The Peoples’ Climate March brought 400,000 people into the streets of New York City on September 21, calling for (among other climate-related demands) an end to tropical deforestation and protection for forest communities. More than 150 partners responded with the heavily funded NY Declaration on Forests, which aims to end deforestation by 2030 and restore 350 million hectares of forests and croplands.
2 October 2014 The People’s Climate March clogged the streets of Manhattan on September 21 as 400,000 people gathered to call for ambitious action at the United Nations (UN) Climate Summit the following Tuesday. The march in New York City was echoed by more than 2,000 other rallies in 162 cities around the world, from Paris to Melbourne to Rio de Janeiro. It was the largest civil demonstration about climate change in history, and the more than 120 heads of state that attended the Summit took notice.
As UN Secretary General Ban Ki-moon’s summary illustrates, many commitments came out of the Summit, but among the most ambitious in terms of emissions reductions was the New York Declaration on Forests through which government, business, civil society, and indigenous leaders pledged $1 billion to end deforestation by 2030. If successful, the pledge would prevent the emission of between 4.5 billion and 8.8 billion tonnes of carbon dioxide annually.
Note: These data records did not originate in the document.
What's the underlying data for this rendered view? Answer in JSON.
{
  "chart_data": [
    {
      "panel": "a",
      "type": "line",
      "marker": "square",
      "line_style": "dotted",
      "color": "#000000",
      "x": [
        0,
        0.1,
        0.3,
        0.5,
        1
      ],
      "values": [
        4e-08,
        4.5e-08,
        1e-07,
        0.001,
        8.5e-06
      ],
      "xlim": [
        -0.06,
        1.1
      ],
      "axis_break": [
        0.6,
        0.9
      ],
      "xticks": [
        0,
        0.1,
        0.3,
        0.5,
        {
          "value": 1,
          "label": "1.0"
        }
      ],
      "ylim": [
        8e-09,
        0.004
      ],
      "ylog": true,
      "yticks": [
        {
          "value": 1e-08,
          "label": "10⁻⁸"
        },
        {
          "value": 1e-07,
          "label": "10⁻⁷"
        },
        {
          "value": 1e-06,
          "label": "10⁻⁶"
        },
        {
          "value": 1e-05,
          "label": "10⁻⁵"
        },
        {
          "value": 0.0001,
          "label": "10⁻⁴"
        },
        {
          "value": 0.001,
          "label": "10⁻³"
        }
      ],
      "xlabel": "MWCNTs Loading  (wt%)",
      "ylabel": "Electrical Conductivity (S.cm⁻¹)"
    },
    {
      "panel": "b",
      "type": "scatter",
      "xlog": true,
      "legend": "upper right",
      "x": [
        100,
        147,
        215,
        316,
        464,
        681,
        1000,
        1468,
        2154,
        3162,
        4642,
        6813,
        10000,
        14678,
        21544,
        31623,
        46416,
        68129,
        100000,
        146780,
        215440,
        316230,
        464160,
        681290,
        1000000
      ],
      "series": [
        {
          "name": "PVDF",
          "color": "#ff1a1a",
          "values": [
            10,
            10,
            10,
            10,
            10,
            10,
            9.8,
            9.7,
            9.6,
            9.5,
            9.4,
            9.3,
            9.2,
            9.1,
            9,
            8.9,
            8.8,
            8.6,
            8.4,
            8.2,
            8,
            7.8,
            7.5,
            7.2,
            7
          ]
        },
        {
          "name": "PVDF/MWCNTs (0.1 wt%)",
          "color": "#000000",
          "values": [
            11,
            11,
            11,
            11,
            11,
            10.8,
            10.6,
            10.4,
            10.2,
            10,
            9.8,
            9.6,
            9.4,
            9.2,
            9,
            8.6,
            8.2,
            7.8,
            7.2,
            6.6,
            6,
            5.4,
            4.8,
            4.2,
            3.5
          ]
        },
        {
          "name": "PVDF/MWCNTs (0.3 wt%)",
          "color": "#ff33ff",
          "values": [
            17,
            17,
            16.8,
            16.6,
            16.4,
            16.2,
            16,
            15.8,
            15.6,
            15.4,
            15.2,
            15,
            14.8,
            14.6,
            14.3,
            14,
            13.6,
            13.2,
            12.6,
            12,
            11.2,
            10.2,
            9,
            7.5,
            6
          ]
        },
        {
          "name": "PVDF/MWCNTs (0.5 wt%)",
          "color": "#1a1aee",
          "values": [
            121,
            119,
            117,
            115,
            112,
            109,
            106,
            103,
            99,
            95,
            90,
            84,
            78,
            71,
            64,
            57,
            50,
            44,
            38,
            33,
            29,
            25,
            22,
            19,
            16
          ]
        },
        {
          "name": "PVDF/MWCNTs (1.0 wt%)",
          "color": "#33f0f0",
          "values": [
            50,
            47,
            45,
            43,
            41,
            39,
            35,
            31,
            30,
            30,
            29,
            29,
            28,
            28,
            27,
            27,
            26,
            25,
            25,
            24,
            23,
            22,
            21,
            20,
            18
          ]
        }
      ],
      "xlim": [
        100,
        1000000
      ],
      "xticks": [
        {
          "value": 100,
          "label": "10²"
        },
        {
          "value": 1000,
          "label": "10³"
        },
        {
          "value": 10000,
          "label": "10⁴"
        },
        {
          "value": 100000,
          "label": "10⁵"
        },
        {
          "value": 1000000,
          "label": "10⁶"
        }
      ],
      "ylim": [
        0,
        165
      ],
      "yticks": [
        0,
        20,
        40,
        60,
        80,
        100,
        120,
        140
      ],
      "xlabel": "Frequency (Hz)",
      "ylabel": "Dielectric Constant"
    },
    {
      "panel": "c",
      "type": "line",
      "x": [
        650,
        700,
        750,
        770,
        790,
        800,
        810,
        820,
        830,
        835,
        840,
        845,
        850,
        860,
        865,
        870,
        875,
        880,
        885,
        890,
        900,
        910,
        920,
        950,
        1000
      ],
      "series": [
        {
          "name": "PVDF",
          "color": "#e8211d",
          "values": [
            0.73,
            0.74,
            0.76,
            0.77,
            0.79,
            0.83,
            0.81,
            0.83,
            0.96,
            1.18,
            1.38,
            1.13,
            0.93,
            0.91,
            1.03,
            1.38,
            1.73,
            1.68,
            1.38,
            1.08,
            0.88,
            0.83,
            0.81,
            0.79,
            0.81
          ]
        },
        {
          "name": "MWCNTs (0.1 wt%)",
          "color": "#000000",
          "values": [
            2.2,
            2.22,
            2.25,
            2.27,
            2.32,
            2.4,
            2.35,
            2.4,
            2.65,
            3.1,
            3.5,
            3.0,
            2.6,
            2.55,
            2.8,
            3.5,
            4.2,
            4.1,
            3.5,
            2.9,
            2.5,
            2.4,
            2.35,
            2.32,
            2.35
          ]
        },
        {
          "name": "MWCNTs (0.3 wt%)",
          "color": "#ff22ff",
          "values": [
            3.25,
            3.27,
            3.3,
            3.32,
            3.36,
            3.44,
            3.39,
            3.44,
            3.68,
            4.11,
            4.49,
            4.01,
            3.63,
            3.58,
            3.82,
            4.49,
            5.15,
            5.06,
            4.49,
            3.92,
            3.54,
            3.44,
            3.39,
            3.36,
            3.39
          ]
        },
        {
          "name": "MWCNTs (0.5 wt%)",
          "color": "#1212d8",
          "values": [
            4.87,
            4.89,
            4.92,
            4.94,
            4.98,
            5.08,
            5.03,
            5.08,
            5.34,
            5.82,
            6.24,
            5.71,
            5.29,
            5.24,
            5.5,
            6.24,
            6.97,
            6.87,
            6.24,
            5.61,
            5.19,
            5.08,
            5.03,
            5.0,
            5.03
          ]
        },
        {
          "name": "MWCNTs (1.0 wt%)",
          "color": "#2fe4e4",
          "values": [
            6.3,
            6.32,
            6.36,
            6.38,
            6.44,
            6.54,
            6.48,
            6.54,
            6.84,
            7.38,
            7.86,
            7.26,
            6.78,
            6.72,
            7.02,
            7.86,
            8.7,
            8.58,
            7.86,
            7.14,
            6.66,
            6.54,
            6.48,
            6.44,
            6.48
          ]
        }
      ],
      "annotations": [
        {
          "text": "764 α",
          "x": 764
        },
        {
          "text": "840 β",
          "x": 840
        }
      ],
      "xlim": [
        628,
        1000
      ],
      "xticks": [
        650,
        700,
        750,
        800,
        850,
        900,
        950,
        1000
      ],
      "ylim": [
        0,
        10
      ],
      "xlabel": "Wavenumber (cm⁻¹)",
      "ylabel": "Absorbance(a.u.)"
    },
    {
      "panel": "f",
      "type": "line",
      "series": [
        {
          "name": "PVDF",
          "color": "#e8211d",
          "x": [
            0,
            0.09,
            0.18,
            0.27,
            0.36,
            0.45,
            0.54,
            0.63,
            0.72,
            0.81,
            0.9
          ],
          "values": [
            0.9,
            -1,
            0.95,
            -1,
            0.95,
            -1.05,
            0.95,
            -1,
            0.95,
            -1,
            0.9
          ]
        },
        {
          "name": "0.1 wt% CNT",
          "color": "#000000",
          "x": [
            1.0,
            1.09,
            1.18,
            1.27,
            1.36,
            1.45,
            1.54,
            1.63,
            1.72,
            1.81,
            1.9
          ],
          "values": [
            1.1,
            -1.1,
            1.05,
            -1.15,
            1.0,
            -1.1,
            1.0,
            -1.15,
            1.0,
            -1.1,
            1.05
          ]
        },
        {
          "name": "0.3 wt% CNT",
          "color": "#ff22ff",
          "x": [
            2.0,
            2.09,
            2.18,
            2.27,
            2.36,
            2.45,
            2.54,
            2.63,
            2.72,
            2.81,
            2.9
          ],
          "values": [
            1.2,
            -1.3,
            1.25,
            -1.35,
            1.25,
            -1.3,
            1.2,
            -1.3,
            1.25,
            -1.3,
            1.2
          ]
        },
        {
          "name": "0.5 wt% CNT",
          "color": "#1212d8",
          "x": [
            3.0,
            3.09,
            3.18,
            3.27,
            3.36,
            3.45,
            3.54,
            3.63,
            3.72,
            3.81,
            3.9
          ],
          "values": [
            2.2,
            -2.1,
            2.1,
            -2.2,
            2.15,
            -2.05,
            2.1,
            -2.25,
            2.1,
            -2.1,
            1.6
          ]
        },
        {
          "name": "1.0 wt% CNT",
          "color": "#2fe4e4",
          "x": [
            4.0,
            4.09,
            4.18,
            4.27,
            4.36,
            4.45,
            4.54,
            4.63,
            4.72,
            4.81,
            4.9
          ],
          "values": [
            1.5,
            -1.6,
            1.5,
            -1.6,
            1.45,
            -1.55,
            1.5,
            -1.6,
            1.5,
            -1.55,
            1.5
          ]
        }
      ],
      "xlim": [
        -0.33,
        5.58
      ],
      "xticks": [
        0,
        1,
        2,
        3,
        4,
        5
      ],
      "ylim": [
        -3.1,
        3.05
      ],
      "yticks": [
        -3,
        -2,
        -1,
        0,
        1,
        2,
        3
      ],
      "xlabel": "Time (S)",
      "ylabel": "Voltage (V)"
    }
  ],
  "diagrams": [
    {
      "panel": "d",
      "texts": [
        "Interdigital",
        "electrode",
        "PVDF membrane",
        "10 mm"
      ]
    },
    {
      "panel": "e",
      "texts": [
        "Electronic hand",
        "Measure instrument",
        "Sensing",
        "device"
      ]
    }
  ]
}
“I asked for countries and companies to bring bold pledges, and here they are,” said Ki-moon. “The New York Declaration aims to reduce more climate pollution each year than the United States emits annually, and it doesn’t stop there. Forests are not only a critical part of the climate solution the actions agreed today will reduce poverty, enhance food security, improve the rule of law, secure the rights of indigenous peoples and benefit communities around the world.”
More than 150 partners, including 38 national governments, eight subnational governments, 35 companies, 16 indigenous peoples groups, and 45 civil society groups supported the Declaration. It includes an interim goal of halving deforestation by 2020 and also called for restoring 350 million hectares of forests and croplands an area greater than the size of India.
Norway alone pledged $300 million to Peru and $150 million to Liberia to support forest preservation efforts. The United Kingdom pledged £144 million ($235 million) to forests, which will be split between an existing program to close the European Union market to illegally harvested timber and jump start a new program to form public-private partnerships to support no-deforestation agriculture.
The United States, Canada and the European Union were all signatories to the pledge, but Brazil’s endorsement was conspicuously absent. Brazilian Environment Minister Izabella Teixeira said the country was not included in the preparation process for the Declaration and pointed out the futility of having a global forest initiative without Brazil.